As an employer, can you insist that your employees use their holiday allowance if they’re asked to do jury service? This was a question I was asked recently, so here is the answer.
An employer can’t insist that holiday is used for jury service, but they must give members of staff time off to complete the jury service. They are not allowed to refuse to give employees time off when summoned.
The employer may think that it is not a good time for that member of staff to be away from the business and on jury service – if there’s a heavy workload in the business, or if a number of other people are on holiday or off sick, leaving the company short staffed. In these cases, the employee can ask for a deferment of the jury service, but their employee will be called again, normally with 12 months. This may allow time to plan their time away from the business and make other arrangements for cover.

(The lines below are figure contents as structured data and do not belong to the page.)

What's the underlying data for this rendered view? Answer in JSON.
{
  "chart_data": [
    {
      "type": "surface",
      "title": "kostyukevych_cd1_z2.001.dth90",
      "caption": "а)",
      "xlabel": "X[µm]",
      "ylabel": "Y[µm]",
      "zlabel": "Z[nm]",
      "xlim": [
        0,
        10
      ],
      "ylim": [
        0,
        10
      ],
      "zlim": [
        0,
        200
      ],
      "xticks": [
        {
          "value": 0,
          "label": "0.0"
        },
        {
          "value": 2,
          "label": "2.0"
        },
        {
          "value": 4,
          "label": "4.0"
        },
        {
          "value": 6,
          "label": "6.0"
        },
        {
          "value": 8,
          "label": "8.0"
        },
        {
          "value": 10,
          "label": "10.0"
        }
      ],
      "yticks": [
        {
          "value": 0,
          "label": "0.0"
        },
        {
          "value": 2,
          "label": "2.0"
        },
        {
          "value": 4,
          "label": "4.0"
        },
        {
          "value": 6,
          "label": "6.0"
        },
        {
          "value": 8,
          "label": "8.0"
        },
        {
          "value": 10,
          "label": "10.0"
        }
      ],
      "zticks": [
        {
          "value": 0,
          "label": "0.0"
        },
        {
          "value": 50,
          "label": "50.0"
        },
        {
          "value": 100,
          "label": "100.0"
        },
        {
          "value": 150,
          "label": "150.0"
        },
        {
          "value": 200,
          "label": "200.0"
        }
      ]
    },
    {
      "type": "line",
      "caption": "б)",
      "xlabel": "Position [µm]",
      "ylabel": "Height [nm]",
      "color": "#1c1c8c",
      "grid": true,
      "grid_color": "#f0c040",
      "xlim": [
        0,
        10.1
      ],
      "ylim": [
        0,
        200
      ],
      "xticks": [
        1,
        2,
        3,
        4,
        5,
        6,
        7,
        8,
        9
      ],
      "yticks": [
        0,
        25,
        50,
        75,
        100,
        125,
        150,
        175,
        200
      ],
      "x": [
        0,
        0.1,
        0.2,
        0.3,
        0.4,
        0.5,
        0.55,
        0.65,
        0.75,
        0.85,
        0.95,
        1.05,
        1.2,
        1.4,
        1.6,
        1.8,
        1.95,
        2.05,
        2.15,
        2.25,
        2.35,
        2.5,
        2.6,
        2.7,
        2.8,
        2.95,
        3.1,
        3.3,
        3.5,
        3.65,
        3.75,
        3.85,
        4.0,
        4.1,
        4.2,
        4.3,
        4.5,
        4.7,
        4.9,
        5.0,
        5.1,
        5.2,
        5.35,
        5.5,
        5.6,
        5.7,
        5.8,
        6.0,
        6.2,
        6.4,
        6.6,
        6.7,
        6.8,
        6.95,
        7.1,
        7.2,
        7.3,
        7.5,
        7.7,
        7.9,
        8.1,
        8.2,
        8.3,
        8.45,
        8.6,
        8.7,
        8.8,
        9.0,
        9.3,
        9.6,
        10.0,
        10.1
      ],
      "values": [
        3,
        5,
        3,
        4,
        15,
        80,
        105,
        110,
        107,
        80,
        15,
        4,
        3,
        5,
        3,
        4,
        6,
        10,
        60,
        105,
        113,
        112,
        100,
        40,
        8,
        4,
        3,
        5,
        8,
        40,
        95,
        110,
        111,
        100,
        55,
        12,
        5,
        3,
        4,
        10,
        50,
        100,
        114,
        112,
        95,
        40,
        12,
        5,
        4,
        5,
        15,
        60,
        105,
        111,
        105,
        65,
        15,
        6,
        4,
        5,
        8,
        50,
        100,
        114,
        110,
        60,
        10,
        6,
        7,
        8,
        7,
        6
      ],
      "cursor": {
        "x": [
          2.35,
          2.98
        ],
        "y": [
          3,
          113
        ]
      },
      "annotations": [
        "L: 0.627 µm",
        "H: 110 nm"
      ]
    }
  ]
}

How are employees paid while on jury service? The employer does not have to pay their staff while away from the business. While employees will not be paid for jury service, they will be reimbursed subject to a maximum daily amount if absence from work causes them to lose earnings, have to pay a substitute to do their job or incur any other necessary expense, such as a childminder. People called for jury service can also claim travelling expenses, a subsistence allowance for food and drink and for any loss of National Insurance contributions they may have incurred.
As an employee, if you’re called for jury service, you could decide to use your holiday entitlement for the time that you’re away, so that you are paid for the time by your employer, rather than relying on the court subsidy. However, that is a choice you have to make, about whether or not you want to use your holiday entitlement.